This Thursday, allegations surfaced suggesting that the privacy-centric social media app Whisper had been tracking user information, logging GPS locations, and handing over sensitive data to law enforcement without the knowledge or permission of its users.
Whisper, the social media app which prides itself first and foremost on user privacy, has been steadily gaining traction over the last year as privacy concerns flared up in the wake of the Snowden leaks and the reveal of covert NSA surveillance programs contained within the documents he released.
Now, the Guardian has published a new article alleging that Whisper is not nearly as secretive as it claims to be on the surface, and could potentially be turning bits of logged information over to local and federal law enforcement agencies when requested for internal investigations.
According to their report:
“User data, including Whisper postings that users believe they have deleted, is collated in a searchable database. The company has no access to users’ names or phone numbers, but is storing information about the precise time and approximate location of all previous messages posted through the app.
The data, which stretches back to the app’s launch in 2012, is being stored indefinitely, a practice seemingly at odds with Whisper’s stated policy of holding the data only for ‘a brief period of time,’” the paper reported this week.
Many of these practices directly contradict the supposed “anonymous” nature of the program, and if true, would likely cause its sizable user base to abandon the app in droves.
The editor-in-chief of Whisper, Neetzan Zimmerman, took no time at all to hop on Twitter and fire back at the author, calling the Guardian article “lousy” and “full of falsehoods”.
“Clearly, their intention was for absolutely no reason to write a hit piece about us and try to scare away our users,” Zimmerman said in a reportedly irate phone interview with the Washington Post.

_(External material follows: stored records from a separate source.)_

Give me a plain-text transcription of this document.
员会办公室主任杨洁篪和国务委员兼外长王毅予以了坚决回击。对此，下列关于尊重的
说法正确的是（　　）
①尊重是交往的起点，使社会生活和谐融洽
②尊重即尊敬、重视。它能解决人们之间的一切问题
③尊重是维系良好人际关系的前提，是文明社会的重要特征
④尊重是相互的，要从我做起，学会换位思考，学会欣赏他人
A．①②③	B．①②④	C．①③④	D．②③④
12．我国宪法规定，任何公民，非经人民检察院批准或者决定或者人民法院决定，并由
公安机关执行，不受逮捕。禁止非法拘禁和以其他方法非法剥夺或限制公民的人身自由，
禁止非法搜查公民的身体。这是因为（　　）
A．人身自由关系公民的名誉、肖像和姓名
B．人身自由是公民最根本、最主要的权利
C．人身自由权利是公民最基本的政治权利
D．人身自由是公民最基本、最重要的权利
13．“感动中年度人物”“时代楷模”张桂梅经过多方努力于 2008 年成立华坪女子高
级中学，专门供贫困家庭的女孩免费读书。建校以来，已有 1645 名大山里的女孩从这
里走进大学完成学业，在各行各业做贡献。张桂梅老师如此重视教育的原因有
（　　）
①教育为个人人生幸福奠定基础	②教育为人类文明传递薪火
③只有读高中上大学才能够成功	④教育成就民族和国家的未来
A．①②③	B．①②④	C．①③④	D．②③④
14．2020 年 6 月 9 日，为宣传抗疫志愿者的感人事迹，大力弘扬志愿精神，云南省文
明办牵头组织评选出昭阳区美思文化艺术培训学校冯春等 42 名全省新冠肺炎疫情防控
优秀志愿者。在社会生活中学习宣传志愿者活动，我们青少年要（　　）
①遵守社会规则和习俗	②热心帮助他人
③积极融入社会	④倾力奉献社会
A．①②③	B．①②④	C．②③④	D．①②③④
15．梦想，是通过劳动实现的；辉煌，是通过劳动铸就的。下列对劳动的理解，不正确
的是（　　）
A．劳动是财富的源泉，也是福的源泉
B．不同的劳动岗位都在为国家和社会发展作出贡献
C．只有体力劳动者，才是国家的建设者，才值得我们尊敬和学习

First response: The Guardian’s piece is lousy with falsehoods, and we will be debunking them all. Much more to come.
— Neetzan Zimmerman (@neetzan) October 16, 2014
Despite their statements and backtracks of the past 24 hours, according to the service’s website, Whisper is “committed to being a safe place for our users to anonymously share their innermost thoughts, secrets and feelings. That’s why we place so much focus on protecting your privacy and personal information.”
The whole situation certainly looks fishy, with Whisper supposedly changing the wording in their Terms of Service to include their ability to essentially “do whatever they like” with the data they gather a mere four days before The Guardian announced to the company they would be publishing the piece.
Whatever the actual result of the investigation, The Guardian has announced they will be severing ties with the app developers (which previously included a close relationship to aid several journalists embedded in Iraq), and have promised to back up their statements with documents of fact once the initial uproar over the issue calms down and the developers have enough time to dig themselves a large enough hole that could prove impossible to get back out of after the dust finally settles.